Thursday, October 01, 2009

Confessions of a Mask

So where are all the Koreans who were supposedly panicking about Swine Flu? If anything, there seem to be even fewer people roaming the streets wearing masks than I recall there being in normal times. I fully expected everyone to be wearing them at the stations - because that's what we had been led to believe - but I only saw one person in total. There were heat cameras at Incheon Airport like the ones they had during the Bird Flu scare, but otherwise there were few visible signs that anything had changed. Korean Brother, whose odd schedule finally intersected with ours in the early hours of one morning, clearly was concerned enough to talk to us about it and ask about life in the UK under the pandemic, and some other friends have discussed the subject with us in somewhat hushed tones over meals which are often shared from central dishes.

I must admit, when I was back in the UK I began to feel a certain nervousness about coughing in public, feeling as though the moment I did a dozen sets of eyes would immediately fixate on me with suspicion - but when I came through Incheon Airport last week that nervousness had escalated into the outright fear that the mere clearing of my throat might trigger an audio alarm and my immediate burial beneath a pile of Korean biomedical experts in hazmat suits.
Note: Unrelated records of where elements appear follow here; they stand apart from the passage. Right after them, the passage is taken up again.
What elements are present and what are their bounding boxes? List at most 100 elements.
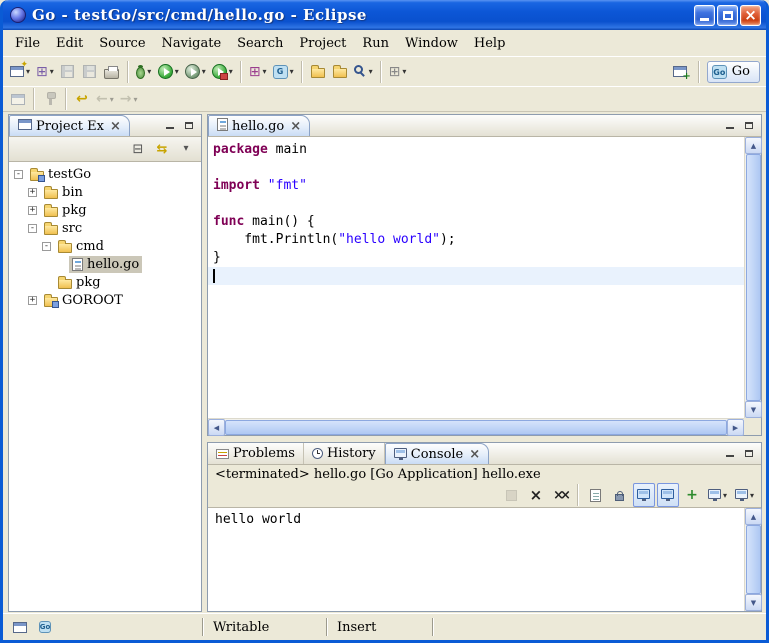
new-go-element-button[interactable]: ⊞▾ xyxy=(33,60,57,84)
close-explorer-tab-icon[interactable]: × xyxy=(110,120,121,133)
dropdown-arrow-icon[interactable]: ▾ xyxy=(369,67,373,76)
dropdown-arrow-icon[interactable]: ▾ xyxy=(723,491,727,500)
scrollbar-thumb[interactable] xyxy=(225,420,727,435)
editor-horizontal-scrollbar[interactable]: ◀ ▶ xyxy=(208,418,744,435)
open-perspective-button[interactable] xyxy=(669,60,691,84)
menu-run[interactable]: Run xyxy=(354,33,397,54)
tree-expander-plus-icon[interactable]: + xyxy=(28,296,37,305)
tab-history[interactable]: History xyxy=(304,443,385,464)
tree-expander-minus-icon[interactable]: - xyxy=(42,242,51,251)
close-tab-icon[interactable]: × xyxy=(469,448,480,461)
menu-search[interactable]: Search xyxy=(229,33,291,54)
run-last-button[interactable]: ▾ xyxy=(182,60,209,84)
dropdown-arrow-icon[interactable]: ▾ xyxy=(147,67,151,76)
new-go-app-button[interactable]: ⊞▾ xyxy=(246,60,270,84)
maximize-view-icon[interactable] xyxy=(741,447,756,461)
dropdown-arrow-icon[interactable]: ▾ xyxy=(263,67,267,76)
tree-expander-plus-icon[interactable]: + xyxy=(28,188,37,197)
view-menu-button[interactable]: ▾ xyxy=(175,137,197,161)
search-button[interactable]: ▾ xyxy=(351,60,376,84)
menu-window[interactable]: Window xyxy=(397,33,466,54)
save-button[interactable] xyxy=(57,60,79,84)
titlebar[interactable]: Go - testGo/src/cmd/hello.go - Eclipse × xyxy=(3,0,766,30)
console-vertical-scrollbar[interactable]: ▲ ▼ xyxy=(744,508,761,611)
open-console-button[interactable]: ▾ xyxy=(732,483,757,507)
scroll-lock-button[interactable] xyxy=(609,483,631,507)
editor-presentation-button[interactable] xyxy=(7,87,29,111)
forward-button[interactable]: →▾ xyxy=(117,87,141,111)
scroll-up-icon[interactable]: ▲ xyxy=(745,508,762,525)
perspective-go-button[interactable]: Go Go xyxy=(707,61,760,83)
tab-console[interactable]: Console× xyxy=(385,443,489,464)
dropdown-arrow-icon[interactable]: ▾ xyxy=(175,67,179,76)
tree-expander-minus-icon[interactable]: - xyxy=(28,224,37,233)
close-editor-tab-icon[interactable]: × xyxy=(290,120,301,133)
dropdown-arrow-icon[interactable]: ▾ xyxy=(133,95,137,104)
print-button[interactable] xyxy=(101,60,123,84)
pin-editor-button[interactable] xyxy=(39,87,61,111)
dropdown-arrow-icon[interactable]: ▾ xyxy=(229,67,233,76)
terminate-button[interactable] xyxy=(501,483,523,507)
scrollbar-thumb[interactable] xyxy=(746,154,761,401)
back-button[interactable]: ←▾ xyxy=(93,87,117,111)
maximize-view-icon[interactable] xyxy=(741,119,756,133)
menu-project[interactable]: Project xyxy=(291,33,354,54)
collapse-all-button[interactable]: ⊟ xyxy=(127,137,149,161)
scroll-down-icon[interactable]: ▼ xyxy=(745,401,762,418)
table-button[interactable]: ⊞▾ xyxy=(386,60,410,84)
tree-item-bin[interactable]: +bin xyxy=(9,183,201,201)
new-wizard-button[interactable]: ▾ xyxy=(7,60,33,84)
tree-expander-minus-icon[interactable]: - xyxy=(14,170,23,179)
link-editor-button[interactable]: ⇆ xyxy=(151,137,173,161)
run-button[interactable]: ▾ xyxy=(155,60,182,84)
go-launch-button[interactable]: Go xyxy=(34,615,56,639)
minimize-view-icon[interactable] xyxy=(722,119,737,133)
tree-item-pkg[interactable]: pkg xyxy=(9,273,201,291)
import-folder-button[interactable] xyxy=(329,60,351,84)
tree-item-cmd[interactable]: -cmd xyxy=(9,237,201,255)
save-all-button[interactable] xyxy=(79,60,101,84)
tab-problems[interactable]: Problems xyxy=(208,443,304,464)
clear-console-button[interactable] xyxy=(585,483,607,507)
maximize-button[interactable] xyxy=(717,5,738,26)
minimize-view-icon[interactable] xyxy=(722,447,737,461)
scroll-left-icon[interactable]: ◀ xyxy=(208,419,225,436)
console-output[interactable]: hello world xyxy=(208,508,744,611)
stdout-toggle-button[interactable] xyxy=(633,483,655,507)
tab-project-explorer[interactable]: Project Ex × xyxy=(9,115,130,136)
dropdown-arrow-icon[interactable]: ▾ xyxy=(290,67,294,76)
dropdown-arrow-icon[interactable]: ▾ xyxy=(750,491,754,500)
stderr-toggle-button[interactable] xyxy=(657,483,679,507)
menu-file[interactable]: File xyxy=(7,33,48,54)
pin-console-button[interactable]: + xyxy=(681,483,703,507)
fast-view-button[interactable] xyxy=(9,615,31,639)
go-command-button[interactable]: G▾ xyxy=(270,60,297,84)
close-button[interactable]: × xyxy=(740,5,761,26)
maximize-view-icon[interactable] xyxy=(181,119,196,133)
tree-expander-plus-icon[interactable]: + xyxy=(28,206,37,215)
remove-launch-button[interactable]: × xyxy=(525,483,547,507)
tree-item-testgo[interactable]: -testGo xyxy=(9,165,201,183)
remove-all-launches-button[interactable]: ×× xyxy=(549,483,571,507)
menu-navigate[interactable]: Navigate xyxy=(154,33,230,54)
minimize-button[interactable] xyxy=(694,5,715,26)
scroll-right-icon[interactable]: ▶ xyxy=(727,419,744,436)
menu-edit[interactable]: Edit xyxy=(48,33,91,54)
tree-item-src[interactable]: -src xyxy=(9,219,201,237)
tree-item-pkg[interactable]: +pkg xyxy=(9,201,201,219)
tree-item-hello-go[interactable]: hello.go xyxy=(9,255,201,273)
dropdown-arrow-icon[interactable]: ▾ xyxy=(110,95,114,104)
open-folder-button[interactable] xyxy=(307,60,329,84)
scrollbar-thumb[interactable] xyxy=(746,525,761,594)
dropdown-arrow-icon[interactable]: ▾ xyxy=(202,67,206,76)
display-console-button[interactable]: ▾ xyxy=(705,483,730,507)
dropdown-arrow-icon[interactable]: ▾ xyxy=(50,67,54,76)
tab-hello-go[interactable]: hello.go × xyxy=(208,115,310,136)
scroll-down-icon[interactable]: ▼ xyxy=(745,594,762,611)
minimize-view-icon[interactable] xyxy=(162,119,177,133)
tree-item-goroot[interactable]: +GOROOT xyxy=(9,291,201,309)
dropdown-arrow-icon[interactable]: ▾ xyxy=(402,67,406,76)
editor-vertical-scrollbar[interactable]: ▲ ▼ xyxy=(744,137,761,418)
scroll-up-icon[interactable]: ▲ xyxy=(745,137,762,154)
menu-source[interactable]: Source xyxy=(91,33,153,54)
That fear never receded too far from the surface once I'd entered into the country proper, and I felt if I walked around the streets with a mask on I'd be given a particularly wide berth. Maybe the Koreans feel the same way.

Which is not to say everything is exactly the same. When Korean Mother went shopping for a new TV two years ago I noted most stores would have drinks and snacks laid out for their customers, presumably in an attempt to weaken their resolve to haggle. Now my wife and I are out shopping for a TV, the food and drinks are still there, but often alongside a bottle of hand gel of some description, and when I was in the Nampodong area of Busan a few days ago, there was a woman in the street brandishing liquid soap, offering to clean the hands of people passing by. But in the five minutes I happened to be stood there, only one person took up the offer. So it looks as though life here goes on as normal, with a few additional features.